The sewer or drain lines in your home carry the wastewater from the bathrooms, kitchen, and laundry room out to the street where it is processed by your local water utility company. Whereas the cold water supply lines coming into your house are pressurized, the sewer lines are not.
Here are some common causes:
- Mature tree roots. Tree roots can cause havoc with underground pipes, sprinkler lines, cold water supply lines, and sewer lines. There is not much you can do to prevent them from happening unless you plant trees far away from any known water lines. In addition, if there is even the tiniest leak in a water pipe, tree roots will seek out the water and accelerate the damage as it makes its way into the pipes in its quest for water.
- Corroded old iron lines. It’s a matter of when iron pipes corrode, not if. Houses built prior to the early 1970s commonly used cast iron pipes. The life span of a cast iron pipe is typically 25-30 years.
- Foundation movement. The soil in areas around Plano Texas is notorious for shifting due to the high clay content which absorbs water. The movement over time can stress sewer lines running below the house.

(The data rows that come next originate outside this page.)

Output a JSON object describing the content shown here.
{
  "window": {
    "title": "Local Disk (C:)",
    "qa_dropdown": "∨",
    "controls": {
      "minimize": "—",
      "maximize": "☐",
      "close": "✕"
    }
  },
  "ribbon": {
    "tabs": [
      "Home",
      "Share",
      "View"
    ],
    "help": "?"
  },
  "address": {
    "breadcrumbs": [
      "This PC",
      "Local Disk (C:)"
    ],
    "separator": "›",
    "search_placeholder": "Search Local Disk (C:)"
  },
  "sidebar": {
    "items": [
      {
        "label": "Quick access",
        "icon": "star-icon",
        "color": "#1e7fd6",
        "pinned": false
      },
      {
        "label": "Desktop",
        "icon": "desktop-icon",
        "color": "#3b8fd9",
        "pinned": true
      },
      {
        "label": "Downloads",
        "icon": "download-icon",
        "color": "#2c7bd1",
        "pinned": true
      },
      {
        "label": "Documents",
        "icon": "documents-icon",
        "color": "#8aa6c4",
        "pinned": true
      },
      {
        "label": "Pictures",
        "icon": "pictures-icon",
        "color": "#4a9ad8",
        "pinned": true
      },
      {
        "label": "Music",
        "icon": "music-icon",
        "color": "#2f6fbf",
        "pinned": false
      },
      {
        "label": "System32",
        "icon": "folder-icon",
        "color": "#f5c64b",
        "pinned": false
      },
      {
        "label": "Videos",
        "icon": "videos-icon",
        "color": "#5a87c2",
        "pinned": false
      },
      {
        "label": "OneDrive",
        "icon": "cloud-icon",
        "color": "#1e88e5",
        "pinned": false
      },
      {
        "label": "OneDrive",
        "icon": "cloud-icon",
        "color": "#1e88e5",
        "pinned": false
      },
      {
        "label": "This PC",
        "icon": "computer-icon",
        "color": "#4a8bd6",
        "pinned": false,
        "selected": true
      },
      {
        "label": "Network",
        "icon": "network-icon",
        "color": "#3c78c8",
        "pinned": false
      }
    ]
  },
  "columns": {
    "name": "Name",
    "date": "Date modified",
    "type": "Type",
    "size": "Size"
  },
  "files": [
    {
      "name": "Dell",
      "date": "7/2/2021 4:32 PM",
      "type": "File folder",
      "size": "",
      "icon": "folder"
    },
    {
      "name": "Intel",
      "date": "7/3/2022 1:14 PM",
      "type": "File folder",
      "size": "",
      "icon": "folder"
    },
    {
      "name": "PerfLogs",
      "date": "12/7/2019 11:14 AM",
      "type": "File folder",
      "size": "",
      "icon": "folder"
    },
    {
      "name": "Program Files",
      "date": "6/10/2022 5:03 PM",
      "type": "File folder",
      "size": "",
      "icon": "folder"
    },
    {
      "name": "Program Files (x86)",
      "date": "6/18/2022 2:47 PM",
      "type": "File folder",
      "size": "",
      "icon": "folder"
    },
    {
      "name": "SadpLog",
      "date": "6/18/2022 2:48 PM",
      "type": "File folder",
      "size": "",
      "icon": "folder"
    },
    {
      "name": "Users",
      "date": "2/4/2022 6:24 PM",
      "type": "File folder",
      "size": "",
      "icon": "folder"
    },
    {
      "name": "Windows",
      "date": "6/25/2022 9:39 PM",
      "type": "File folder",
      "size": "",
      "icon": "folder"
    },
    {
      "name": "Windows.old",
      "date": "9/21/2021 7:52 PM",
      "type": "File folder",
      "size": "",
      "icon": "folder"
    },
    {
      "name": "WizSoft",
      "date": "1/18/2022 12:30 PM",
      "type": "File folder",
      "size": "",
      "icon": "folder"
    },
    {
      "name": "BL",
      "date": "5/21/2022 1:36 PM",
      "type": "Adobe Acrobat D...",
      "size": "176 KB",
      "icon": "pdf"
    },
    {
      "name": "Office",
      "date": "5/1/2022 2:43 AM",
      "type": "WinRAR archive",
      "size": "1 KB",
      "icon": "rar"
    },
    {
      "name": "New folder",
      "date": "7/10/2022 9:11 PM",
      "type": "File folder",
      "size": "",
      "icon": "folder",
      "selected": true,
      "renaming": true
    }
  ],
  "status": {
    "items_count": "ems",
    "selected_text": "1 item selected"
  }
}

- Blockage from household items, toys, or other bulky hard objects. Objects can fall into toilets by accident and young children can get quite inquisitive.
The roots of mature trees can spread wide and far, putting pressure on almost anything that comes across their path. If enough pressure is applied to the pipe material, it can break, leaking fluid around the area.
The tree roots will seek out the water in and around the pipes, eventually growing thick enough to slow down or even stop the flow.
One popular way of fixing this issue is with a plumbing snake with a sharp tool bit on the end. As it rotates through the pipe, it saws through the tree’s roots.
Broken or Corroded Sewer Pipes
A common issue in some of the older houses is a sewer line that has corroded to a point where it cracks and leaks into the soil underneath the foundation of the house. If the sewer lines break underneath the slab, you may notice a slab leak.
How Do I Know if I have a Sewer Pipe Leak?
You may not be aware of a sewer line problem for some time. When it comes time to buy or sell a house, most savvy buyers have a full plumbing system inspection, including the cold water lines and sewer lines to avoid any unexpected surprises down the road. Here are a few signs that you may have an issue with the sewer lines:
- Musky or unnatural odors
- Indentations in the yard that remain soggy over time
- Persistent clogging, slow draining, or slow flush is a sign of a sewer issue. We see quite a lot of these issues caused by mature tree roots invading the water lines, it’s not always because of a corroded pipe.
- Damp spots on your floor, possibly along with bad odors.